Frederick Weyerhaeuser was born Nov. 21, 1834, in the German village of Nieder Saulheim in Hesse.
He was an American lumber entrepreneur who assembled a syndicate owning millions of acres of timberland, as well as sawmills, paper mills, and other processing plants.
An immigrant who left Germany when he was 18, Weyerhaeuser started in the lumber business as a sawmill worker in Rock Island, Ill. After the business failed in the panic of 1857, he decided to buy it. In 1860, he took his brother-in-law, Frederick C.A. Denkmann, as a business partner. While his partner ran their mill, Weyerhaeuser traveled through Wisconsin and Minnesota, buying timber stands. He also began to develop an interest in many logging and milling operations.
In 1872, he organized the Mississippi River Boom and Logging Co., a huge confederation that handled all the logs milled on the Mississippi.

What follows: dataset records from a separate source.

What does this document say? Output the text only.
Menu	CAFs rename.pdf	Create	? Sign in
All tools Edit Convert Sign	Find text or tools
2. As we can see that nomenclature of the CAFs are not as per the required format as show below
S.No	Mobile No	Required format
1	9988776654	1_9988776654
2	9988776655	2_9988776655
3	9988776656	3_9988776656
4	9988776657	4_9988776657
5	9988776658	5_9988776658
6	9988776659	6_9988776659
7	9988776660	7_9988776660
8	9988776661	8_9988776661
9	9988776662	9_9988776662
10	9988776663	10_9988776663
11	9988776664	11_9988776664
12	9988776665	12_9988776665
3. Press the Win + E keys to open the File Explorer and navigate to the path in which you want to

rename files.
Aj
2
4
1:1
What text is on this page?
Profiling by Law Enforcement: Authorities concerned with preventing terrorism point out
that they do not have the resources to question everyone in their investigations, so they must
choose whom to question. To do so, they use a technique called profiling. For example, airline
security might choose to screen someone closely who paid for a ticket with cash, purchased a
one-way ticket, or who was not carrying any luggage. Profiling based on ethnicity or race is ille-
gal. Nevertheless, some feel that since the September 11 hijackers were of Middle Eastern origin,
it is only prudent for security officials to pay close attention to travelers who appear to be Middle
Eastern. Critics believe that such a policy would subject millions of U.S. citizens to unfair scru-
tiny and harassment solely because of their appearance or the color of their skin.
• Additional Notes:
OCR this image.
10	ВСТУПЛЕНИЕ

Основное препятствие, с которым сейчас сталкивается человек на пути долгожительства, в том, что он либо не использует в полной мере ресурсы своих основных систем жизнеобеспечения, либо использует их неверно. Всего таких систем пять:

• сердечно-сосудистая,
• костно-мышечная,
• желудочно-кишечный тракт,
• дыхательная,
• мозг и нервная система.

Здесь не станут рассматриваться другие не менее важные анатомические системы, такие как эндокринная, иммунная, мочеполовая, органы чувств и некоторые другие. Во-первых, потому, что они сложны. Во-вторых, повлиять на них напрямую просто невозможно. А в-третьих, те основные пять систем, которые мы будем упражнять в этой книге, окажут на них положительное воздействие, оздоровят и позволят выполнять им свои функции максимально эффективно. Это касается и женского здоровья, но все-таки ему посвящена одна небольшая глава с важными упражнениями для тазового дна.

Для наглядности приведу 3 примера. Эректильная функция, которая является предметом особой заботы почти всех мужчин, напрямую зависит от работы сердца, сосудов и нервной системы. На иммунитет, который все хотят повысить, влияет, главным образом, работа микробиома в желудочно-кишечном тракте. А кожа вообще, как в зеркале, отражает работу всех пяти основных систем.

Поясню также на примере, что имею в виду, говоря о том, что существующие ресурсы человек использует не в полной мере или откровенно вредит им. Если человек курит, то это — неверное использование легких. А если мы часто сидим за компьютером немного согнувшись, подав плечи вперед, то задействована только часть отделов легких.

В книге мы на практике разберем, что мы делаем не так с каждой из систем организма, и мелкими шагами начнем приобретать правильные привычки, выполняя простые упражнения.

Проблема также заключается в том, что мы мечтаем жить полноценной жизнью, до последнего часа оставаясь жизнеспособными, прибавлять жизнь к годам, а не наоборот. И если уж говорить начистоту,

In 1891, Weyerhaeuser moved to St. Paul, Minnesota, where he and his next-door neighbor, railroad tycoon James J. Hill, made one of the biggest land deals in the U.S. history. In 1900, he bought from Hill 900,000 acres of timberland in the Pacific Northwest for $6 an acre, thus founding the Weyerhaeuser Timber Company, centered in Tacoma, Wash.
During his lifetime, the company purchased almost 2,000,000 acres of land in the Pacific Northwest at an average cost of $8.80 an acre. In addition, the Weyerhaeuser syndicate managed his many interests and partnerships in timberland and sawmills in other parts of the United States. Weyerhaeuser never changed the names of firms he controlled, but he was president of 16 lumber companies and a large shareholder. One of the 30 mills he was interested in was the Potlatch, Idaho mill, which would later become Potlatch Corporation. He also owned part of what is now Boise Cascade Corporation.

Weyerhaeuser Timber Co., Camp 2, Walsh Lake, Washington, June 15, 1904 (wikimedia commons)
Weyerhaeuser valued anonymity in his life despite his achievements. A religious individual, he was born into the Lutheran faith and later became Presbyterian. He raised his children in the Presbyterian tradition. As a philanthropist, he donated funds to several organizations, including the Presbyterian House of Hope, Macalester College, the Union Gospel Mission, the Weyerhaeuser Foundation, and other charitable causes.
Frederick Weyerhaeuser died on April 4, 1914, in Pasadena, California.
The Weyerhaeuser Company (as the company was renamed in 1959) is still a world leader in lumber sales.